Compute, in terms of $A, B, h$, and $k$, the area enclosed by the curve defined by the parametric equations:
$x(θ)=Acosθ+h$
$y(θ)=Bsinθ+k \quad \quad \quad \quad \quad \quad $ for $0 ≤ \theta ≤ 2π$.
Since those equations obviously form an ellipse, I first tried using the formula $Area_{ellipse} = \pi r_1r_2$ and ended up with $AB \pi$, and that was apparently wrong.
Next, I tried to use the formula $\int_a^bg(t)f^\prime(t)dt$, ending up with the integral $\int_0^{2\pi}-AB*sin^2\theta-Aksin\theta \quad d\theta$ and the answer $-AB \pi$, which is also wrong.
Is there are formular or something that I'm missing?
Thanks for your help!
Best Answer
The provided equations are
$$x\left(\theta\right) = A \cos\theta + h \tag{1}\label{eq1}$$ $$y\left(\theta\right) = B \sin\theta + k \tag{2}\label{eq2}$$
where $0 ≤ \theta ≤ 2\pi$. As you've already correctly surmised, this is an equation of an ellipse, determined by, in \eqref{eq1}, subtracting $h$ & dividing by $A$ and, in \eqref{eq2}, subtracting $k$ & dividing by $B$, to get
$$\cos\theta = \frac{x\left(\theta\right) - h}{A} \tag{3}\label{eq3}$$ $$\sin\theta = \frac{y\left(\theta\right) - k}{B} \tag{4}\label{eq4}$$
Squaring both sides of each & adding, using that $\sin^2\theta + \cos^2\theta = 1$, gives
$$ \left(\frac{x\left(\theta\right) - h}{A}\right)^2 + \left(\frac{y\left(\theta\right) - k}{B}\right)^2 = 1 \tag{5}\label{eq5}$$
As can be seen, such as indicated in Wikipedia's Ellipse, this is a general equation of an ellipse, with a center at $\left(h,k\right)$ and semi-major & semi-minor axes of $\left|A\right|$ and $\left|B\right|$. Note that since the axes are always non-negative values, and there was no stipulation that $A$ and $B$ are both positive, it's important to account for this issue by taking absolute values.
As for the area, it will thus be $\left|AB\right|\pi$, using absolute value signs here again since the area is always non-negative.
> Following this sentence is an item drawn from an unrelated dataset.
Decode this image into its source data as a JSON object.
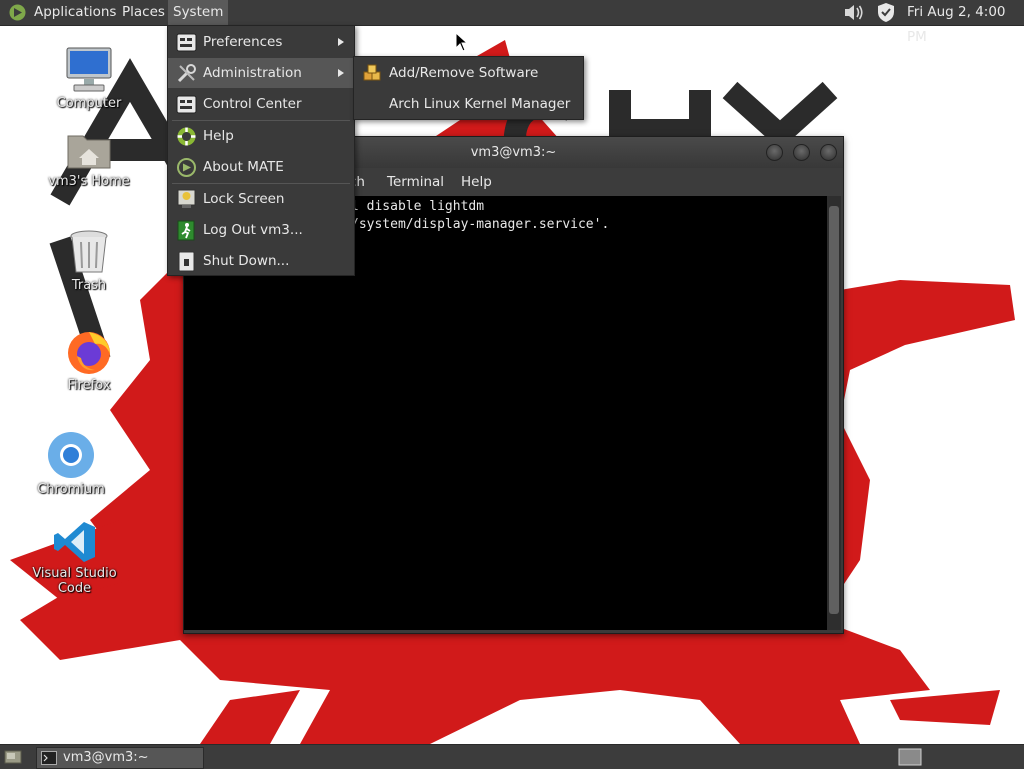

One final thing to note is that if $A$ or $B$ are $0$, then \eqref{eq3} to \eqref{eq5} are invalid. Nonetheless, the answer for the area would still be valid. This is because $x\left(\theta\right)$ and/or $y\left(\theta\right)$ would just be a constant value, thus giving an "ellipse" with no width and/or height, so the resulting area would be $0$.